Op grond van de Europese Richtlijn transparante en voorspelbare arbeidsvoorwaarden komt hier verandering in. Werkgevers moeten namelijk een verplichte opleiding volledig kosteloos aanbieden, waarbij de kosten niet op de werknemer mogen worden verhaald of worden teruggevorderd. Daarnaast gaat gelden dat het volgen van de opleiding als arbeidstijd wordt beschouwd en indien mogelijk dat de opleiding tijdens werktijd plaatsvindt. Deze Richtlijn moet uiterlijk 2 augustus 2022 in de Nederlandse wetgeving zijn geïmplementeerd. Er ligt inmiddels een wetsvoorstel waarin het artikel 7:611a BW wordt uitgebreid met een tweede lid:

“Wanneer de werkgever op grond van toepasselijk Unierecht, toepasselijk nationale recht, een collectieve arbeidsovereenkomst, of een regeling door of namens een daartoe bevoegd bestuursorgaan verplicht is zijn werknemers scholing te verstrekken om het werk waarvoor zij zijn aangenomen uit te voeren, wordt de in lid 1 bedoelde scholing kosteloos aangeboden aan de werknemers, beschouwd als arbeidstijd en, indien mogelijk, vindt deze plaats tijdens de tijdstippen waarop arbeid verricht moet worden”.

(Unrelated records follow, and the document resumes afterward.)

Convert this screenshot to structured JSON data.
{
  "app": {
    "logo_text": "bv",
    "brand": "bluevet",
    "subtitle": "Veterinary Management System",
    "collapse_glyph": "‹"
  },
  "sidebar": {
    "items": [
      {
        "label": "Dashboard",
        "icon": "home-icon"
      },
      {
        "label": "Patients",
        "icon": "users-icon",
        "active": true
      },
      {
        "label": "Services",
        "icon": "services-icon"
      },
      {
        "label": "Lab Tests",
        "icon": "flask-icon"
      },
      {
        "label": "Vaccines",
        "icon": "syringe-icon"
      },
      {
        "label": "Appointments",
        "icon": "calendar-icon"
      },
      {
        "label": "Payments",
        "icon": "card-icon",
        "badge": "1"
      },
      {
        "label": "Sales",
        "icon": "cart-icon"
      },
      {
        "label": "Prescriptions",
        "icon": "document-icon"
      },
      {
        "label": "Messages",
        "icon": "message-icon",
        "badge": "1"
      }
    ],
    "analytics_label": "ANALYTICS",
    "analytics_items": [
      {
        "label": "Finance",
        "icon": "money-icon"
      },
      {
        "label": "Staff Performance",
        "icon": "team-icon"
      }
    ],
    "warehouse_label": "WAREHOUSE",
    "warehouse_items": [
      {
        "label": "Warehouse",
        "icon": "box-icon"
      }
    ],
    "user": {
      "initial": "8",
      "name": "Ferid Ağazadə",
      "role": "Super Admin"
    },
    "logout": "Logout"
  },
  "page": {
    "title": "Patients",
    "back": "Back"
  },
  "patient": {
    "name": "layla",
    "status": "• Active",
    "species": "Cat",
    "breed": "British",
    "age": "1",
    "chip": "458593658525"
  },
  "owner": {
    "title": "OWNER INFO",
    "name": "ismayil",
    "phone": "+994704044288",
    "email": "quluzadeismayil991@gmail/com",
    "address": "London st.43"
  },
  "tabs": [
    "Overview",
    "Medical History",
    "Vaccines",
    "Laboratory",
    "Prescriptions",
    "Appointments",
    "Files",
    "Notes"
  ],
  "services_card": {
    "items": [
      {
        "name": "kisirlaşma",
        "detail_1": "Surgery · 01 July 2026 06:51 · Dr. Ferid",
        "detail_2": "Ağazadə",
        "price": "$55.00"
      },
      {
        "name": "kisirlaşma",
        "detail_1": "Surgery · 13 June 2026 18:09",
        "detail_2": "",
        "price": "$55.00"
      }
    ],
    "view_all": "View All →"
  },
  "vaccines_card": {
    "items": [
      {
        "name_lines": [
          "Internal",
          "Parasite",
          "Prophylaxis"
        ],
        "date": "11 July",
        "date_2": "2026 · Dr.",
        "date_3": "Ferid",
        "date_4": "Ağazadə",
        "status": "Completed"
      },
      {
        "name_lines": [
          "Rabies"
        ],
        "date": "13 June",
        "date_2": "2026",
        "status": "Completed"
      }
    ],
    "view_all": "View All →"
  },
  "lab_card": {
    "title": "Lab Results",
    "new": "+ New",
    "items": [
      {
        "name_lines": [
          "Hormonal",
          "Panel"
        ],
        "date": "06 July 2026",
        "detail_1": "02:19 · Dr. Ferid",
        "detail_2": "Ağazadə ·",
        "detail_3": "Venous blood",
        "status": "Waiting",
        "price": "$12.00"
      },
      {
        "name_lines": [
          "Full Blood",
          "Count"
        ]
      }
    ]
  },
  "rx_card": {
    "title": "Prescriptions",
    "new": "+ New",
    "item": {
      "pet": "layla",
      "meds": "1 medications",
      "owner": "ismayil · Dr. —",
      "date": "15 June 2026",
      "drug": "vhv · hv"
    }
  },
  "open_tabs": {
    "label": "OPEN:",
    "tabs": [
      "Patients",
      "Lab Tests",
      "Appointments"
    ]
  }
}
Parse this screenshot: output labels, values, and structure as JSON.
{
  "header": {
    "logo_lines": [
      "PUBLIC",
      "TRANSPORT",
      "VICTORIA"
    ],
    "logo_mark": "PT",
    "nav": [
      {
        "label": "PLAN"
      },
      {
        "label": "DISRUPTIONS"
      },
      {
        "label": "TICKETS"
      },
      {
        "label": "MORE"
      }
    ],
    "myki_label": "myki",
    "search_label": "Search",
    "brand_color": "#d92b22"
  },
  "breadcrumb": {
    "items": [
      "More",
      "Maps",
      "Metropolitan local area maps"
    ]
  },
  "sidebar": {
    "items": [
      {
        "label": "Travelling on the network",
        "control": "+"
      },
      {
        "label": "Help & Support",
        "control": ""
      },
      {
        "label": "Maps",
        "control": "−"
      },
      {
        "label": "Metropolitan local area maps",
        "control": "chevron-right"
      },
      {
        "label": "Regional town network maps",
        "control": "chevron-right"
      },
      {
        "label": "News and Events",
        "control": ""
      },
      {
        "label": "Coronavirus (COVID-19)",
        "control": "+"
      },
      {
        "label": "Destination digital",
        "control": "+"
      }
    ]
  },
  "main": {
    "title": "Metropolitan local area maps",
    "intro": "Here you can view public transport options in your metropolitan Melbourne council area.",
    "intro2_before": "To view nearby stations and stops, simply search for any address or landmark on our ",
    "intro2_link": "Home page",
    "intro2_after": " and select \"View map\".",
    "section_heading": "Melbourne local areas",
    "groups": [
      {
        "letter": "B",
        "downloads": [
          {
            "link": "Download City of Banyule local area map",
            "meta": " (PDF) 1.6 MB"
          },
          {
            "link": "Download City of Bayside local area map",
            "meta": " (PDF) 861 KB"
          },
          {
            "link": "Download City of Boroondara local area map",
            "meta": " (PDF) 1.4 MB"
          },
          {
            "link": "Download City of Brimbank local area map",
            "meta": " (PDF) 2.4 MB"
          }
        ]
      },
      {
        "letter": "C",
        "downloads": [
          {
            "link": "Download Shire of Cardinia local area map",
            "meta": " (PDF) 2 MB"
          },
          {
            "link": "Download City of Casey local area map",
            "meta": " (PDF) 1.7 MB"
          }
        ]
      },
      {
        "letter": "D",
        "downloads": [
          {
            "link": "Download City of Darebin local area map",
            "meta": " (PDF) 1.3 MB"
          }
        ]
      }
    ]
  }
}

In de Memorie van Toelichting is vermeld dat onder een verplichte opleiding meestal opleidingen worden verstaan ‘op het gebied van veiligheid en arbeidsvoorwaarden, zoals bijvoorbeeld het bijhouden van vakbekwaamheid. Voor verplichte opleidingen kan vanaf 2 augustus 2022 geen rechtsgeldig studiekostenbeding meer worden overeengekomen. De richtlijn kent geen overgangsrecht, wat betekent dat het aangepaste artikel 7:611a BW directe werking heeft. Wordt een studiekostenbeding afgesloten dat in strijd is met het artikel 7:611a BW dan is er sprake van een nietig beding. Voor de andere (vrijwillige) opleidingen blijft het huidige regime van toepassingen kan dus wel een studiekostenbeding worden overeengekomen.